If we compare these permanent blastulæ with the free-swimming ciliated larvæ or blastulæ, with similar construction, of many of the lower animals, we can confidently deduce from them that there was a very early and long-extinct common stem-form of substantially the same structure as the blastula. We may call it the Blastæa. Its body consisted, when fully formed, of a simple hollow ball, filled with fluid or structureless jelly, with a wall composed of a single stratum of ciliated cells. There were probably many genera and species of these blastæads in the Laurentian period, forming a special class of marine protists.

It is an interesting fact that in the plant kingdom also the simple hollow sphere is found to be an elementary form of the multicellular organism. At the surface and below the surface (down to a depth of 2000 yards) of the sea there are green globules swimming about, with a wall composed of a single layer of chlorophyll-bearing cells. The botanist Schmitz gave them the name of Halosphæra viridis in 1879.

The next stage to the Blastæa, and the sixth in our genealogical tree, is the Gastræa that is developed from it. As we have already seen, this ancestral form is particularly important. That it once existed is proved with certainty by the gastrula, which we find temporarily in the ontogenesis of all the Metazoa (Fig. 29 J, K). As we saw, the original, palingenetic form of the gastrula is a round or oval uni-axial body, the simple cavity of which (the primitive gut) has an aperture at one pole of its axis (the primitive mouth). The wall of the gut consists of two strata of cells, and these are the primary germinal layers, the animal skin-layer (ectoderm) and vegetal gut-layer (entoderm).

The actual ontogenetic development of the gastrula from the blastula furnishes sound evidence as to the phylogenetic origin of the Gastræa from the Blastæa. A pit-shaped depression appears at one side of the spherical blastula (Fig. 29 H). In the end this invagination goes so far that the outer or invaginated part of the blastoderm lies close on the inner or non-invaginated part (Fig. 29 J). In explaining the phylogenetic origin of the gastræa in the light of this ontogenetic process, we may assume that the one-layered cell-community of the blastæa began to take in food more largely at one particular part of its surface. Natural selection would gradually lead to the formation of a depression or pit at this alimentary spot on the surface of the ball. The depression would grow deeper and deeper. In time the vegetal function of taking in and digesting food would be confined to the cells that lined this hole; the other cells would see to the animal functions of locomotion, sensation, and protection. This was the first division of labour among the originally homogeneous cells of the blastæa.

Fig. 231—The Norwegian Magosphæra planula, swimming about by means of the lashes or cilia at its surface.
Fig. 232—Section of same, showing how the pear-shaped cells in the centre of the gelatinous ball are connected by a fibrous process. Each cell has a contractile vacuole as well as a nucleus.

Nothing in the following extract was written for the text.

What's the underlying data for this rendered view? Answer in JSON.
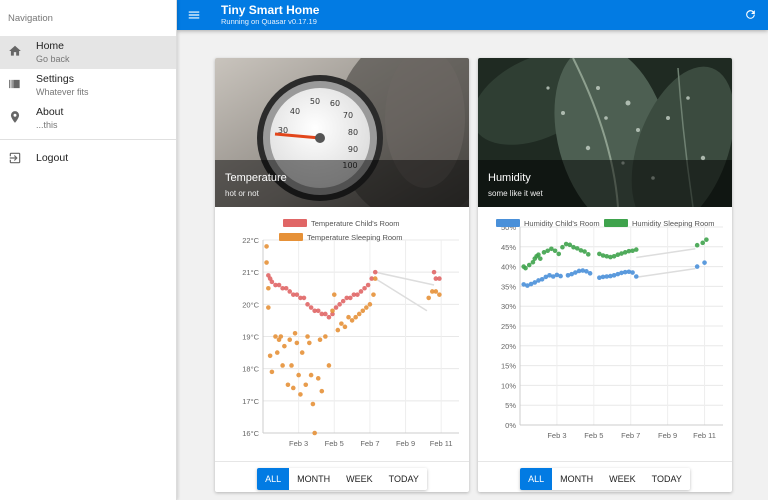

The effect, then, of this earliest histological differentiation was to produce two different kinds of cells—nutritive cells in the depression and locomotive cells on the surface outside. But this involved the severance of the two primary germinal layers—a most important process. When we remember that even man’s body, with all its various parts, and the body of all the other higher animals, are built up originally out of these two simple layers, we cannot lay too much stress on the phylogenetic significance of this gastrulation. In the simple primitive gut or gastric cavity of the gastrula and its rudimentary mouth we have the first real organ of the animal frame in the morphological sense; all the other organs were developed afterwards from these. In reality, the whole body of the gastrula is merely a “primitive gut.” I have shown already (Chapters VIII and XIX) that the two-layered embryos of all the Metazoa can be reduced to this typical gastrula. This important fact justifies us in concluding, in accordance with the biogenetic law, that their ancestors also were phylogenetically developed from a similar stem-form. This ancient stem-form is the gastræa.

The gastræa probably lived in the sea during the Laurentian period, swimming about in the water by means of its ciliary coat much as free ciliated gastrulæ do to-day. Probably it differed from the existing gastrula only in one essential point, though extinct millions of years ago. We have reason, from comparative anatomy and ontogeny, to believe that it multiplied by sexual generation, not merely asexually (by cleavage, gemmation, and spores), as was no doubt the case with the earlier ancestors. Some of the cells of the primary germ-layers probably became ova and others fertilising sperm. We base these hypotheses on the fact that we do to-day find the simplest form of sexual reproduction in some of the living gastræads and other lower animals, especially the sponges.

The fact that there are still in existence various kinds of gastræads, or lower Metazoa with an organisation little higher than that of the hypothetical gastræa, is a strong point in favour of our theory. There are not very many species of these living gastræads; but their morphological and phylogenetic interest is so great, and their intermediate position between the Protozoa and Metazoa so instructive, that I proposed long ago (1876) to make a special class of them. I distinguished three orders in this class—the Gastremaria, Physemaria, and Cyemaria (or Dicyemida). But we might also regard these three orders as so many independent classes in a primitive gastræad stem.